The discovery of novel miRNAs eventually results in an alteration in treatment attitudes, enhanced clinical results, higher allocation of health care resources, and increased utilization of miRNA-based therapy (39). More miRNAs are detected by extensive cloning and sequencing. The major limitation of miRNA detection by cloning is that it is troublesome to find miRNAs with low expression levels, expressed per cell at different stages of development, or exhibit tissue-restricted expression. Nevertheless, the process of miRNA cloning, according to their physical characteristics, such as post-translational modifications or nucleotide sequences, is not easily achieved.
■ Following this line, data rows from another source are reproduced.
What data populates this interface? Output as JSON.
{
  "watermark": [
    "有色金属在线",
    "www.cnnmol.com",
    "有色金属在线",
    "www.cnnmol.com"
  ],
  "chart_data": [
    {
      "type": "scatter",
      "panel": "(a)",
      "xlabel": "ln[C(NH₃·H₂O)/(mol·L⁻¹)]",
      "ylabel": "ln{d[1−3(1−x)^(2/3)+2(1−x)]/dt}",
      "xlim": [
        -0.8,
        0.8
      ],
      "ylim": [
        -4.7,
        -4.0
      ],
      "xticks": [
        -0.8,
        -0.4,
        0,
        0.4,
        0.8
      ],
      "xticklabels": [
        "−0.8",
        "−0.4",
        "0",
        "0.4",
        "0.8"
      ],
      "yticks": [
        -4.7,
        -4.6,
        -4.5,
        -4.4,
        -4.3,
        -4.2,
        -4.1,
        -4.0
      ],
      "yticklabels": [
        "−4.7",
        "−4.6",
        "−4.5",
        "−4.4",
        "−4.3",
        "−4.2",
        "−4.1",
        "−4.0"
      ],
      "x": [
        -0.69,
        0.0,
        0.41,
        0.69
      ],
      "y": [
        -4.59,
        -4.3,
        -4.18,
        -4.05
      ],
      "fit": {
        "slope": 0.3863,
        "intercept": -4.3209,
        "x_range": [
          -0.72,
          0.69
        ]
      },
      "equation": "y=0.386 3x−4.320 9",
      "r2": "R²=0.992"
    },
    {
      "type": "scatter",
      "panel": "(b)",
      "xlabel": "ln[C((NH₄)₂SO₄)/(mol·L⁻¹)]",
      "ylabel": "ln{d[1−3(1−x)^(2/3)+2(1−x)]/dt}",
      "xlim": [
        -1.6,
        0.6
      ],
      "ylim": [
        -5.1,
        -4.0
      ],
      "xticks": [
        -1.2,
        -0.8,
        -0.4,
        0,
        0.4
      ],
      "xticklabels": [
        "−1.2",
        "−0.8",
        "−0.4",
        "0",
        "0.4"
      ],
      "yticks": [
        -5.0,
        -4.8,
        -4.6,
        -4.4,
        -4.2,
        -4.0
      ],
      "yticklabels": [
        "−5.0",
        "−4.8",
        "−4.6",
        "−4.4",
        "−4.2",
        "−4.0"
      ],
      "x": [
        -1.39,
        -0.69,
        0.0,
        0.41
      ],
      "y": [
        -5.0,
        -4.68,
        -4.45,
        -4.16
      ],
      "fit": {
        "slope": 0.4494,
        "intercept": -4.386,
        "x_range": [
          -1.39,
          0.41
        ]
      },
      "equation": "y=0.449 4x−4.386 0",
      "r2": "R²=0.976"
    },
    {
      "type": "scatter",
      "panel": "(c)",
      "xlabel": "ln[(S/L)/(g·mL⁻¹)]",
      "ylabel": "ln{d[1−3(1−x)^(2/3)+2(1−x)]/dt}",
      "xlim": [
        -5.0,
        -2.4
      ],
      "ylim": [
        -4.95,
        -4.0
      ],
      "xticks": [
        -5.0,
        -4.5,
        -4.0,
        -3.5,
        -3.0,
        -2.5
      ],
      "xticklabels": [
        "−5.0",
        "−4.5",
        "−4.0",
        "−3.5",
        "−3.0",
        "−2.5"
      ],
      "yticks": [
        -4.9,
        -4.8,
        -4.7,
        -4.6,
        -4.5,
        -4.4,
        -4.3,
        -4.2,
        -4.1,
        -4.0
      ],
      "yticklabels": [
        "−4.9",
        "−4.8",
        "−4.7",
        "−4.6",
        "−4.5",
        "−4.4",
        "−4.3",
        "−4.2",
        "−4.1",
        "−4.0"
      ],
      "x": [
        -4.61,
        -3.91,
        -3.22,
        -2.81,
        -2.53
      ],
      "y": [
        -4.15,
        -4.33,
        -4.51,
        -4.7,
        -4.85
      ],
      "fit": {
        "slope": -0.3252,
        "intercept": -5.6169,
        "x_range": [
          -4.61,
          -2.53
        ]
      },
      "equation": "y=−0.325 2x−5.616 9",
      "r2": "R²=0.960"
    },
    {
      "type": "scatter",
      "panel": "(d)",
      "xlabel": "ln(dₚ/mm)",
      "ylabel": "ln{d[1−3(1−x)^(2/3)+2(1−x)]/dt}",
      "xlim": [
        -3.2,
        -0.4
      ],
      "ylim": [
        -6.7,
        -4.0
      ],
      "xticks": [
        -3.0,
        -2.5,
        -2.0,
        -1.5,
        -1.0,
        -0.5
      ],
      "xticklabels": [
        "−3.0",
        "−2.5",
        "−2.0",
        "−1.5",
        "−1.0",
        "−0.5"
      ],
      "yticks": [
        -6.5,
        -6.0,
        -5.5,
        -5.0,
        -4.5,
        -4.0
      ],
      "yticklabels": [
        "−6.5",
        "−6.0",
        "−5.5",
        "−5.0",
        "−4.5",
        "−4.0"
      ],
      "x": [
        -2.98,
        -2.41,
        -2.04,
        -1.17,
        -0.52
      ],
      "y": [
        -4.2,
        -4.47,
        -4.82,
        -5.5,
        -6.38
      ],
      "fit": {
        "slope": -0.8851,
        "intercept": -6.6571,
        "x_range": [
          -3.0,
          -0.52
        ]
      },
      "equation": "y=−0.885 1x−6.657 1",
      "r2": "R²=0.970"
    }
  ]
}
Additionally, expensive and time-consuming cloning techniques added more limitations as well (40). Computational algorithms can be used to provide quick, efficient, and inexpensive methods to detect and predict miRNA coding sequences in the genome. It should be confirmed in-vitro by examining the expression of the endogenous miRNA mature form (41).
Lai et al., according to the expression profiling and bioinformatics analyses, suggested about 24 new target genes for human miRNAs (42); furthermore, Hoballa et al., consistent to the bioinformatics prediction, introduced two novel miRZa-3p and miRZa-5p, which target SMAD3 and IGF1R genes (43).
Bentwich et al., also introduced a total of 89 novel human miRNAs in a broad study, combining bioinformatics predictions with microarray analysis and sequence-directed cloning (44). Dokanehiifard et al., using the SSCprofiler, UCSC genome browser, and several other databases, predicted and validated two novel miRNAs in the TrkC gene, as well as hsa-miR-6165 in the NGFR gene, and also investigated their possible association with colorectal cancer (45). Additionally, in a similar fashion, they predicted and confirmed a new miRNA in the PIK3KCA gene with a possible role in colorectal cancer (46).
Lim et al., using RNAfold web server to analyze folding and minimum free energy, predicted structures such as miRNA precursors and identified 38 novel human miRNAs (47); Wu et al., completely validated the novel hsa-miR-3675b that inhibited proliferation of human breast carcinoma cells (48).
5.1. Conclusion
The current study aimed at scanning the F8 gene in the contemplation of predicting and identifying potential sequences for the expression of mature miRNAs. Hemophilia A is a monogenic disorder; hence, a vast majority of the known and recorded human miRNAs affect the expression levels of their coding genes.
The present study used a highly accurate and reliable database. Hopefully, the proposed candidate sequences are experimentally approved in future studies and, subsequently, have a high impact upon initiation, advancement, and improvement of miRNA-based medicines aimed at treating and healing the long-suffering patients with hemophilia A.